When the Russian authorities came for anti-Kremlin activist Alexei Vetrov he says he thought he knew where to go: Ukraine.
The country had just seen its Moscow-backed leader ousted by mass protests and plunged into a standoff with Russia as it pivoted sharply towards the West.
But now — almost three years after moving — Vetrov remains trapped in a legal black hole by a Soviet-style bureaucracy all too reminiscent of the one he thought he had left behind in Russia.
“I was hoping that at least in this country I would escape the criminal absurdity and begin to build democracy, but I never got the chance,” the 37-year-old told AFP.
He is among 400 Russian journalists and entrepreneurs who have beat a path to Ukraine since 2014, after publicly accusing Russian President Vladimir Putin of breaching their basic rights.
Vetrov alleged that corrupt officials in his town shut down his mobile phone business and wanted to arrest him in revenge for organising anti-Putin rallies.
Once in Ukraine he filed the papers needed to seek political asylum. To his horror, migration officials rejected his application and courts upheld that decision.
“A migration service representative said in court that Russia was a democratic state and that any pressure on the opposition could not occur there,” Vetrov said with a sarcastic smile.
He has now ended up without any Ukrainian documents — or even a work permit — and says he even fears he might be returned to Russia, although the chances of the two feuding neighbours cooperating is slim.
“If they demand my extradition to Russia, the Ukrainian authorities could carry it out,” he said.
– Broken promises? -Vetrov’s dashed hopes chime with a broader sense of disappointment felt by many in Ukraine. They say the authorities have failed to make good on pledges to tackle corruption or reform a creaking system.
Faced with a crippling conflict in the east against Russian-backed rebels Kiev has been criticised for making promises that could not be kept.

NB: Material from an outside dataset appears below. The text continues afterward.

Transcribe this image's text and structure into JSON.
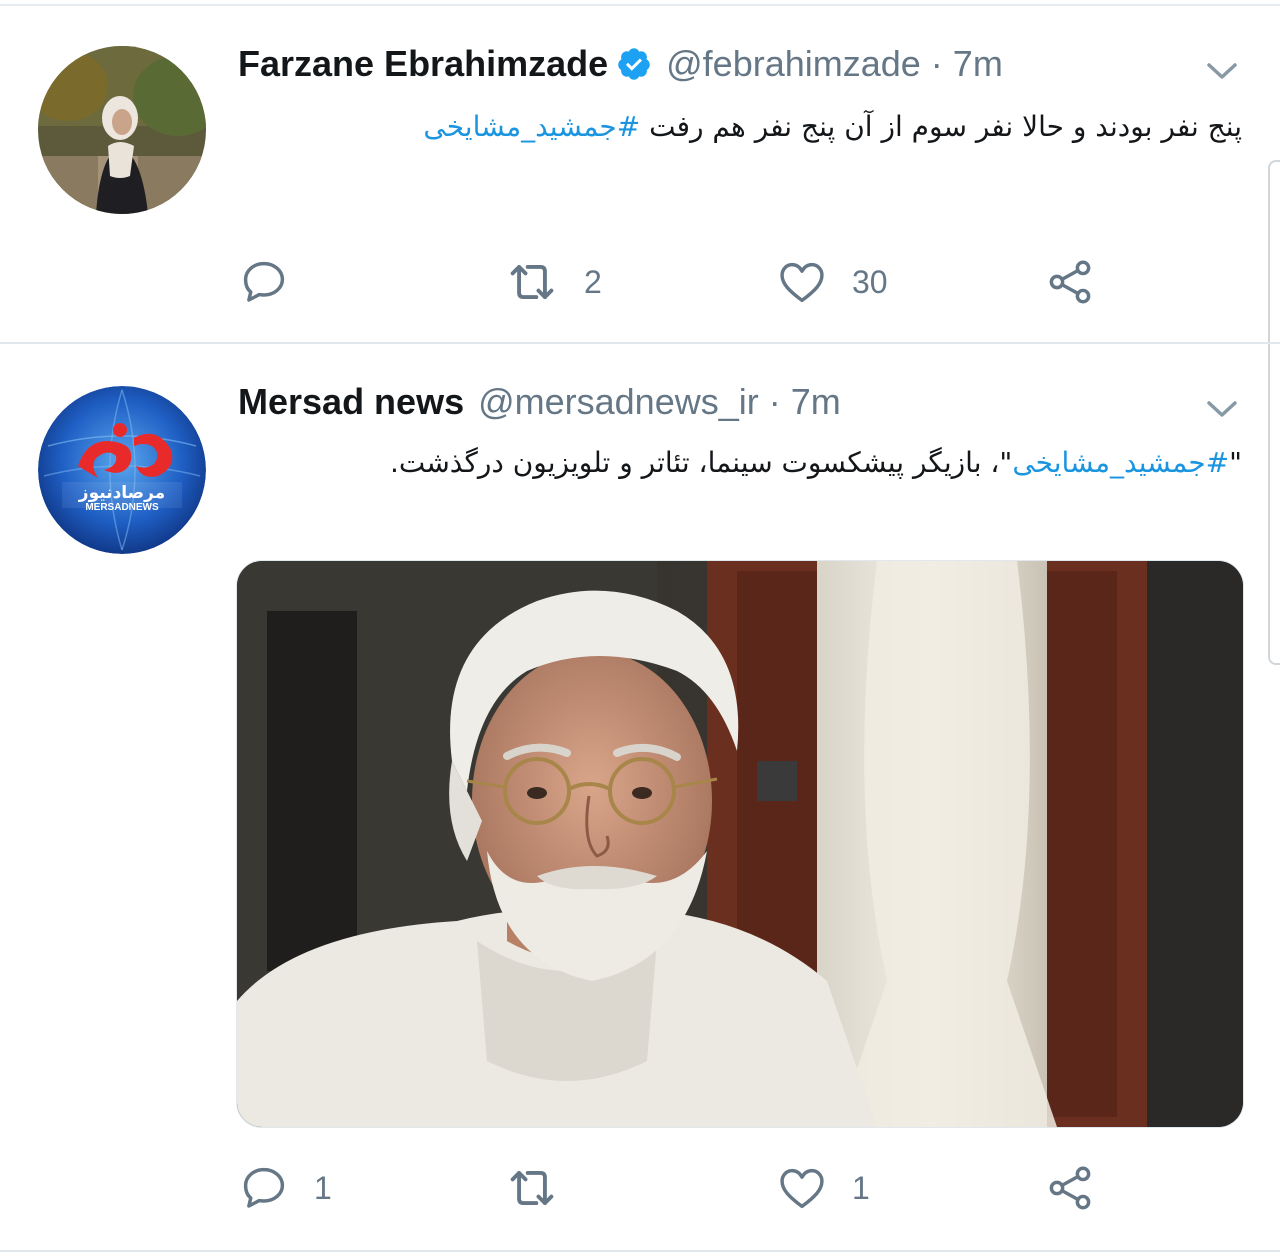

In April 2015 President Petro Poroshenko vowed to ease strict rules for obtaining citizenship and even granted it to a handful of Russians who were likely being harassed for their political views.

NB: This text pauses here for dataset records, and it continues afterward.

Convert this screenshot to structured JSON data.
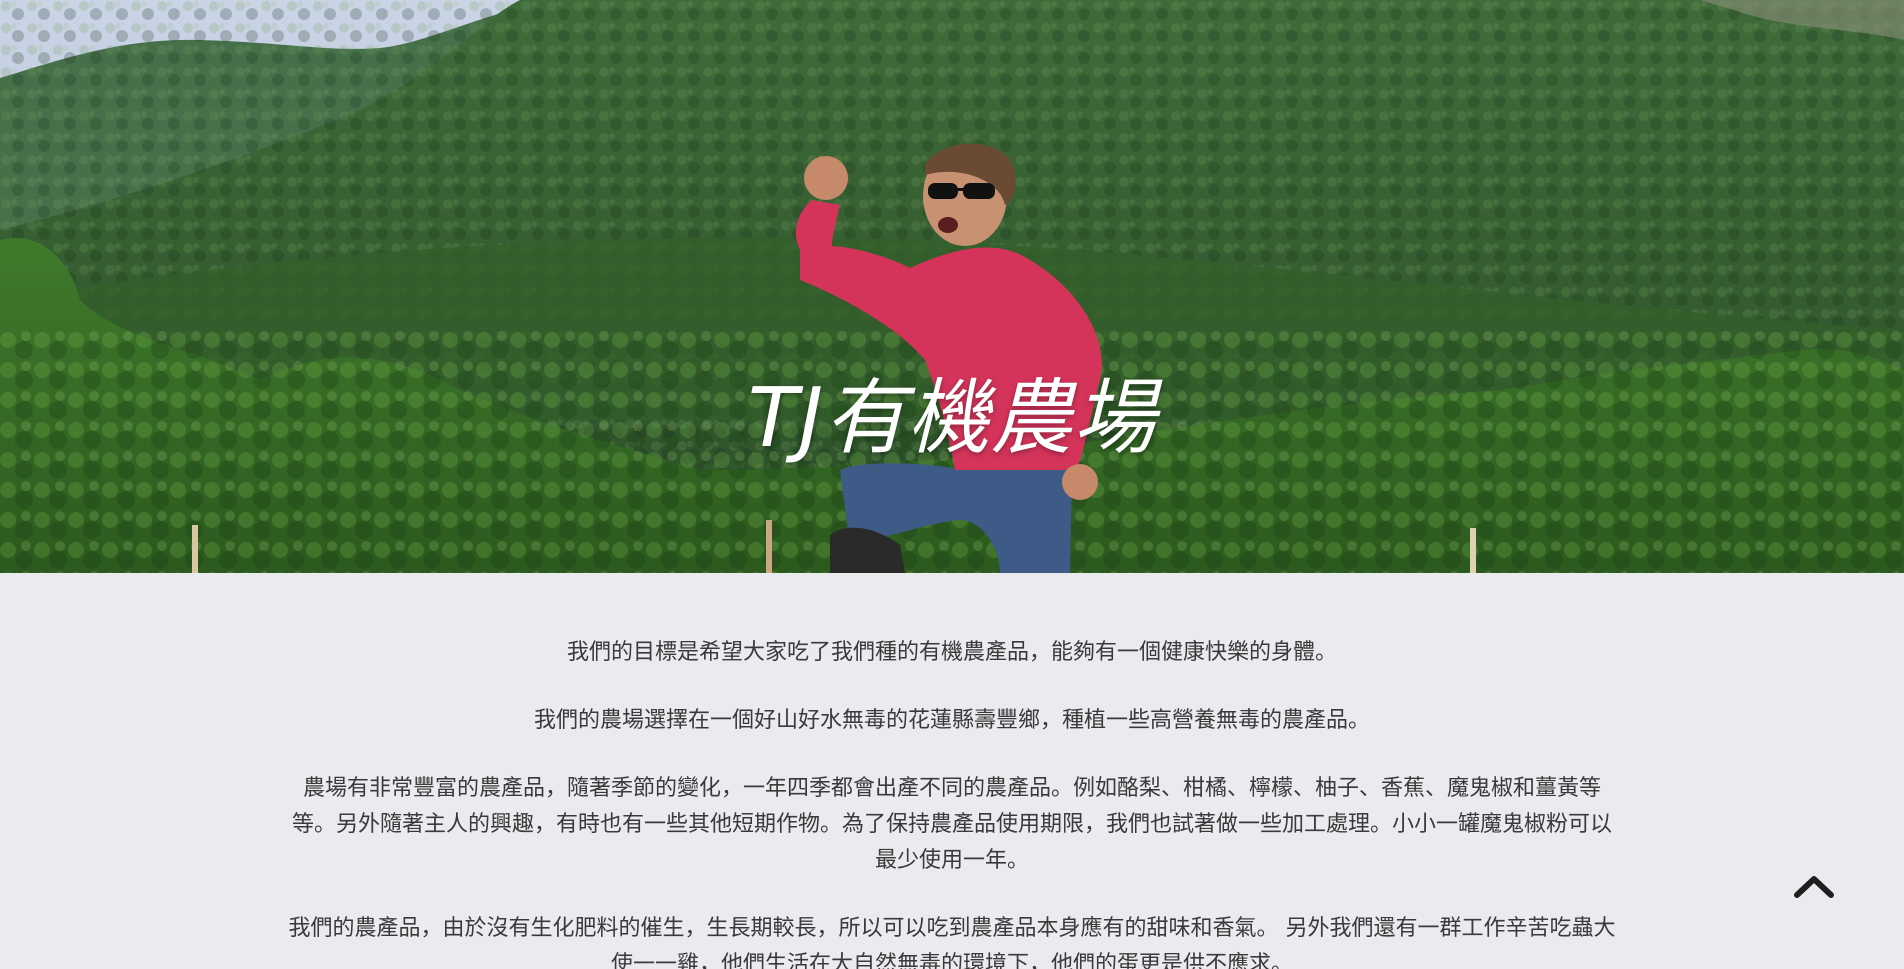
{
  "hero": {
    "title": "TJ有機農場",
    "image_alt": "farmer-jumping-in-green-mountains-photo"
  },
  "about": {
    "paragraphs": [
      "我們的目標是希望大家吃了我們種的有機農產品，能夠有一個健康快樂的身體。",
      "我們的農場選擇在一個好山好水無毒的花蓮縣壽豐鄉，種植一些高營養無毒的農產品。",
      "農場有非常豐富的農產品，隨著季節的變化，一年四季都會出產不同的農產品。例如酪梨、柑橘、檸檬、柚子、香蕉、魔鬼椒和薑黃等等。另外隨著主人的興趣，有時也有一些其他短期作物。為了保持農產品使用期限，我們也試著做一些加工處理。小小一罐魔鬼椒粉可以最少使用一年。",
      "我們的農產品，由於沒有生化肥料的催生，生長期較長，所以可以吃到農產品本身應有的甜味和香氣。 另外我們還有一群工作辛苦吃蟲大使一一雞，他們生活在大自然無毒的環境下，他們的蛋更是供不應求。"
    ]
  },
  "scroll_top": {
    "icon": "chevron-up-icon"
  },
  "colors": {
    "background": "#e9ebee",
    "text": "#3a3a3a",
    "title": "#ffffff"
  }
}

But he stopped short of bringing his commitment to life.
Over the past two years only 15 Russians have been granted political asylum in Ukraine — while scores were refused.

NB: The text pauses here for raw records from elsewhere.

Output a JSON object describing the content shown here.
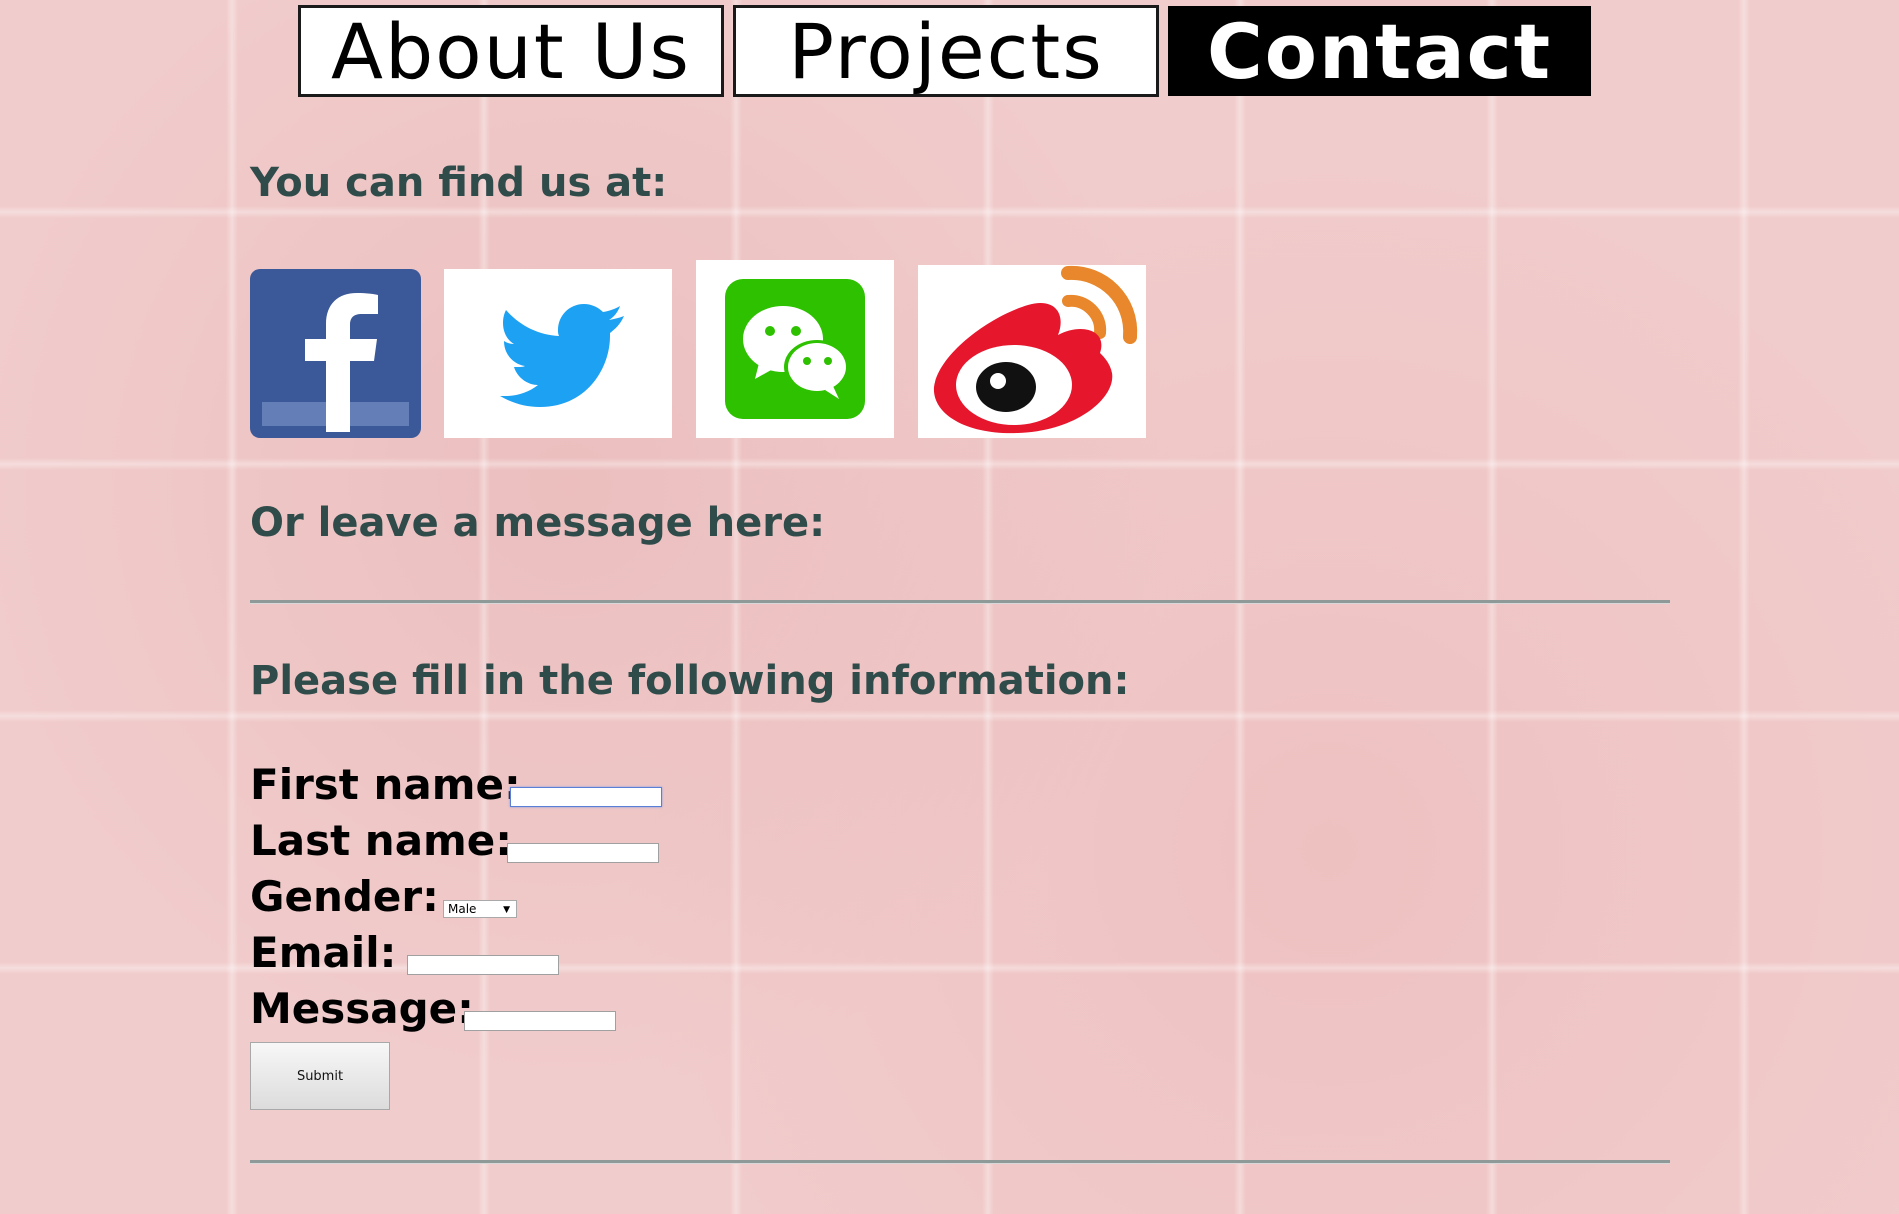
{
  "nav": {
    "about_label": "About Us",
    "projects_label": "Projects",
    "contact_label": "Contact"
  },
  "headings": {
    "find_us": "You can find us at:",
    "leave_message": "Or leave a message here:",
    "fill_info": "Please fill in the following information:"
  },
  "social": [
    {
      "name": "facebook-icon",
      "color": "#3b5998"
    },
    {
      "name": "twitter-icon",
      "color": "#1da1f2"
    },
    {
      "name": "wechat-icon",
      "color": "#2dc100"
    },
    {
      "name": "weibo-icon",
      "color": "#e6162d"
    }
  ],
  "form": {
    "first_name_label": "First name:",
    "last_name_label": "Last name:",
    "gender_label": "Gender:",
    "gender_value": "Male",
    "email_label": "Email:",
    "message_label": "Message:",
    "submit_label": "Submit"
  },
  "colors": {
    "background": "#f1cccc",
    "heading": "#2f4b4a"
  }
}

The migration service insists it weighs every application individually and acts in full accordance to the UN convention on refugees.
“We conduct all necessary checks, including for the Russians,” migration service’s spokesman Sergiy Gunko told AFP.
But the refusals have left the asylum seekers in limbo, while immigration activists scratching their heads.
– ‘No guarantee of protection’ -Before fleeing Russia, Pavel Shekhtman faced up to five years in prison for a social network post made in support of Ukraine — but he was also turned down.
“The Ukrainian migration service determined that I was not persecuted in Russia for political reasons,” the 49-year-old told AFP.
The Russian citizens, as well as human rights groups, think that despite their opposition to the Kremlin, Ukraine may still view them as potential spies.
They also blame the failure to cut red tape in the former Soviet republic’s top-heavy migration service.
Maksym Butkevych of “No Borders”, an organisation that helps asylum seekers, called many rejections “inexplicable” and said the number of cases approved in Ukraine was “much smaller” than neighbouring countries such as Poland, Slovakia or Hungary.
He lamented that officials may stick to an earlier decision to refuse an applicant even if a court confirms that they have a right to asylum, leaving a bleak reality.
“There is no guarantee of getting protection in Ukraine,” he said.